Houston, TX Uses Open Data for Biz to Gov Initiative

Houston, TX Uses Open Data for Biz to Gov Initiative

The city of Houston, Texas is experimenting with a new business oriented open data project that aims to foster the local B2G sector. Mayor Parker has launched the Performance Improvement Portal,a hub for all of the city’s performance and open data resources. Through the Performance Insight report and the Performance Improvement Portal, citizens are now able to see how the city measures its own performance, and participate in civic innovation projects.

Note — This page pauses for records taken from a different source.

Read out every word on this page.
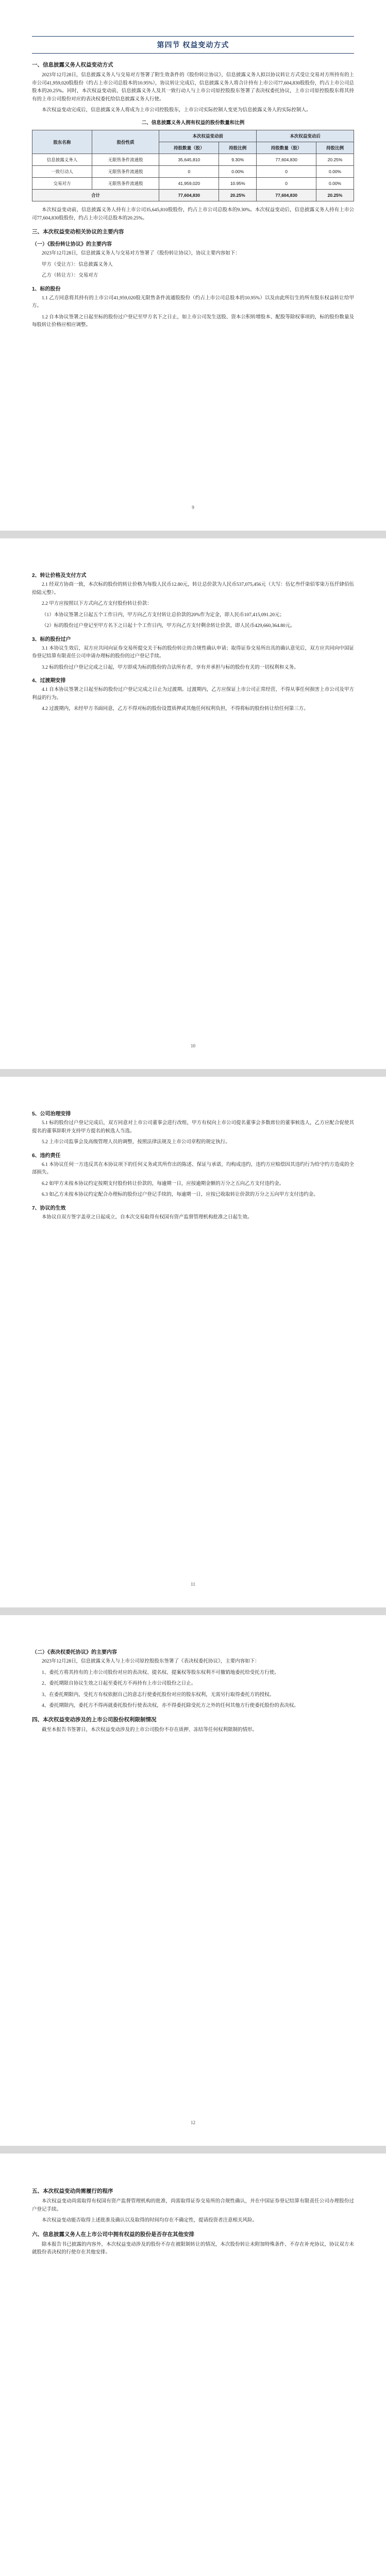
第四节 权益变动方式
一、信息披露义务人权益变动方式

2023年12月28日，信息披露义务人与交易对方签署了附生效条件的《股份转让协议》，信息披露义务人拟以协议转让方式受让交易对方所持有的上市公司41,959,020股股份（约占上市公司总股本的10.95%），协议转让完成后，信息披露义务人将合计持有上市公司77,604,830股股份，约占上市公司总股本的20.25%。同时，本次权益变动前，信息披露义务人及其一致行动人与上市公司原控股股东签署了表决权委托协议，上市公司原控股股东将其持有的上市公司股份对应的表决权委托给信息披露义务人行使。

本次权益变动完成后，信息披露义务人将成为上市公司控股股东，上市公司实际控制人变更为信息披露义务人的实际控制人。

二、信息披露义务人拥有权益的股份数量和比例

股东名称	股份性质	本次权益变动前		本次权益变动后	
		持股数量（股）	持股比例	持股数量（股）	持股比例
信息披露义务人	无限售条件流通股	35,645,810	9.30%	77,604,830	20.25%
一致行动人	无限售条件流通股	0	0.00%	0	0.00%
交易对方	无限售条件流通股	41,959,020	10.95%	0	0.00%
合计		77,604,830	20.25%	77,604,830	20.25%

本次权益变动前，信息披露义务人持有上市公司35,645,810股股份，约占上市公司总股本的9.30%。本次权益变动后，信息披露义务人持有上市公司77,604,830股股份，约占上市公司总股本的20.25%。

三、本次权益变动相关协议的主要内容
（一）《股份转让协议》的主要内容

2023年12月28日，信息披露义务人与交易对方签署了《股份转让协议》，协议主要内容如下：

甲方（受让方）：信息披露义务人

乙方（转让方）：交易对方

1、标的股份

1.1 乙方同意将其持有的上市公司41,959,020股无限售条件流通股股份（约占上市公司总股本的10.95%）以及由此所衍生的所有股东权益转让给甲方。

1.2 自本协议签署之日起至标的股份过户登记至甲方名下之日止，如上市公司发生送股、资本公积转增股本、配股等除权事项的，标的股份数量及每股转让价格应相应调整。

9
2、转让价格及支付方式

2.1 经双方协商一致，本次标的股份的转让价格为每股人民币12.80元，转让总价款为人民币537,075,456元（大写：伍亿叁仟柒佰零柒万伍仟肆佰伍拾陆元整）。

2.2 甲方应按照以下方式向乙方支付股份转让价款：

（1）本协议签署之日起五个工作日内，甲方向乙方支付转让总价款的20%作为定金，即人民币107,415,091.20元；

（2）标的股份过户登记至甲方名下之日起十个工作日内，甲方向乙方支付剩余转让价款，即人民币429,660,364.80元。

3、标的股份过户

3.1 本协议生效后，双方应共同向证券交易所提交关于标的股份转让的合规性确认申请；取得证券交易所出具的确认意见后，双方应共同向中国证券登记结算有限责任公司申请办理标的股份的过户登记手续。

3.2 标的股份过户登记完成之日起，甲方即成为标的股份的合法所有者，享有并承担与标的股份有关的一切权利和义务。

4、过渡期安排

4.1 自本协议签署之日起至标的股份过户登记完成之日止为过渡期。过渡期内，乙方应保证上市公司正常经营，不得从事任何损害上市公司及甲方利益的行为。

4.2 过渡期内，未经甲方书面同意，乙方不得对标的股份设置质押或其他任何权利负担，不得将标的股份转让给任何第三方。

10
5、公司治理安排

5.1 标的股份过户登记完成后，双方同意对上市公司董事会进行改组，甲方有权向上市公司提名董事会多数席位的董事候选人，乙方应配合促使其提名的董事辞职并支持甲方提名的候选人当选。

5.2 上市公司监事会及高级管理人员的调整，按照法律法规及上市公司章程的规定执行。

6、违约责任

6.1 本协议任何一方违反其在本协议项下的任何义务或其所作出的陈述、保证与承诺，均构成违约，违约方应赔偿因其违约行为给守约方造成的全部损失。

6.2 如甲方未按本协议约定按期支付股份转让价款的，每逾期一日，应按逾期金额的万分之五向乙方支付违约金。

6.3 如乙方未按本协议约定配合办理标的股份过户登记手续的，每逾期一日，应按已收取转让价款的万分之五向甲方支付违约金。

7、协议的生效

本协议自双方签字盖章之日起成立，自本次交易取得有权国有资产监督管理机构批准之日起生效。

11
（二）《表决权委托协议》的主要内容

2023年12月28日，信息披露义务人与上市公司原控股股东签署了《表决权委托协议》，主要内容如下：

1、委托方将其持有的上市公司股份对应的表决权、提名权、提案权等股东权利不可撤销地委托给受托方行使。

2、委托期限自协议生效之日起至委托方不再持有上市公司股份之日止。

3、在委托期限内，受托方有权依据自己的意志行使委托股份对应的股东权利，无需另行取得委托方的授权。

4、委托期限内，委托方不得再就委托股份行使表决权，亦不得委托除受托方之外的任何其他方行使委托股份的表决权。

四、本次权益变动涉及的上市公司股份权利限制情况

截至本报告书签署日，本次权益变动涉及的上市公司股份不存在质押、冻结等任何权利限制的情形。

12
五、本次权益变动尚需履行的程序

本次权益变动尚需取得有权国有资产监督管理机构的批准，尚需取得证券交易所的合规性确认，并在中国证券登记结算有限责任公司办理股份过户登记手续。

本次权益变动能否取得上述批准及确认以及取得的时间均存在不确定性，提请投资者注意相关风险。

六、信息披露义务人在上市公司中拥有权益的股份是否存在其他安排

除本报告书已披露的内容外，本次权益变动涉及的股份不存在被限制转让的情况，本次股份转让未附加特殊条件、不存在补充协议，协议双方未就股份表决权的行使存在其他安排。
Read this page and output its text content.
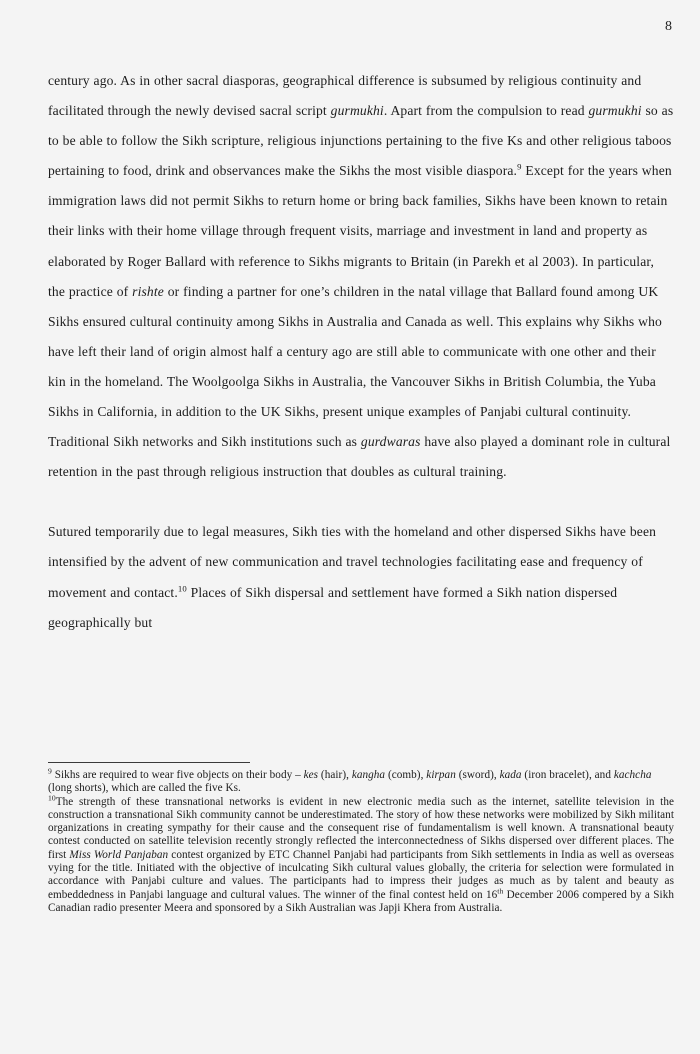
8

century ago. As in other sacral diasporas, geographical difference is subsumed by religious continuity and facilitated through the newly devised sacral script gurmukhi. Apart from the compulsion to read gurmukhi so as to be able to follow the Sikh scripture, religious injunctions pertaining to the five Ks and other religious taboos pertaining to food, drink and observances make the Sikhs the most visible diaspora.$^9$ Except for the years when immigration laws did not permit Sikhs to return home or bring back families, Sikhs have been known to retain their links with their home village through frequent visits, marriage and investment in land and property as elaborated by Roger Ballard with reference to Sikhs migrants to Britain (in Parekh et al 2003). In particular, the practice of rishte or finding a partner for one’s children in the natal village that Ballard found among UK Sikhs ensured cultural continuity among Sikhs in Australia and Canada as well. This explains why Sikhs who have left their land of origin almost half a century ago are still able to communicate with one other and their kin in the homeland. The Woolgoolga Sikhs in Australia, the Vancouver Sikhs in British Columbia, the Yuba Sikhs in California, in addition to the UK Sikhs, present unique examples of Panjabi cultural continuity. Traditional Sikh networks and Sikh institutions such as gurdwaras have also played a dominant role in cultural retention in the past through religious instruction that doubles as cultural training.

Sutured temporarily due to legal measures, Sikh ties with the homeland and other dispersed Sikhs have been intensified by the advent of new communication and travel technologies facilitating ease and frequency of movement and contact.$^{10}$ Places of Sikh dispersal and settlement have formed a Sikh nation dispersed geographically but

$^9$ Sikhs are required to wear five objects on their body – kes (hair), kangha (comb), kirpan (sword), kada (iron bracelet), and kachcha (long shorts), which are called the five Ks.

$^{10}$The strength of these transnational networks is evident in new electronic media such as the internet, satellite television in the construction a transnational Sikh community cannot be underestimated. The story of how these networks were mobilized by Sikh militant organizations in creating sympathy for their cause and the consequent rise of fundamentalism is well known. A transnational beauty contest conducted on satellite television recently strongly reflected the interconnectedness of Sikhs dispersed over different places. The first Miss World Panjaban contest organized by ETC Channel Panjabi had participants from Sikh settlements in India as well as overseas vying for the title. Initiated with the objective of inculcating Sikh cultural values globally, the criteria for selection were formulated in accordance with Panjabi culture and values. The participants had to impress their judges as much as by talent and beauty as embeddedness in Panjabi language and cultural values. The winner of the final contest held on 16th December 2006 compered by a Sikh Canadian radio presenter Meera and sponsored by a Sikh Australian was Japji Khera from Australia.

The tools found in the Performance Improvement Portal are part of the mayor’s strategic vision to create a lasting and impactful performance management system in the city. Beginning this quarter, the mayor’s office will be meeting regularly with department directors to review metrics and aggressively target areas that need improvement through Performance Improvement Engagements (PIEs). Each department is assigning Performance Improvement Agents equipped with the city’s internal Lean Six Sigma training to drive process improvements within their organizations and lead PIEs. The city is also improving the way it tracks and reports performance through the implementation of an Enterprise Performance Management System, SAP Strategy Management.

There are currently over 200 datasets available through the online portal, and the city is finalizing an administrative procedure that will lay the groundwork to make all non-exempt data publicly accessible in the future. The mayor hopes to create an environment where anyone can build a useful application for the community and help improve the city.

The city has engaged the technology and startup community in Houston to host several hackathons. A story about the project in the Texas Business Journal notes that the initiative is a use case for effective B2G management. B2G stands for business-to-government, and describes businesses that serve the government. The sector has typically been dominated by big IT players like Microsoft and IBM, but the Houston case could make for civic tech to take a bigger piece of that pie without being considered a separate novelty.

“Some of the smartest people in the world call Houston home, and I hope that open data will encourage civic involvement and increase the pace of innovation in the city,” Mayor Parker said. “There is a talented technology community in Houston that is really engaged and eager to use the city’s data to help the make the city they live in better.”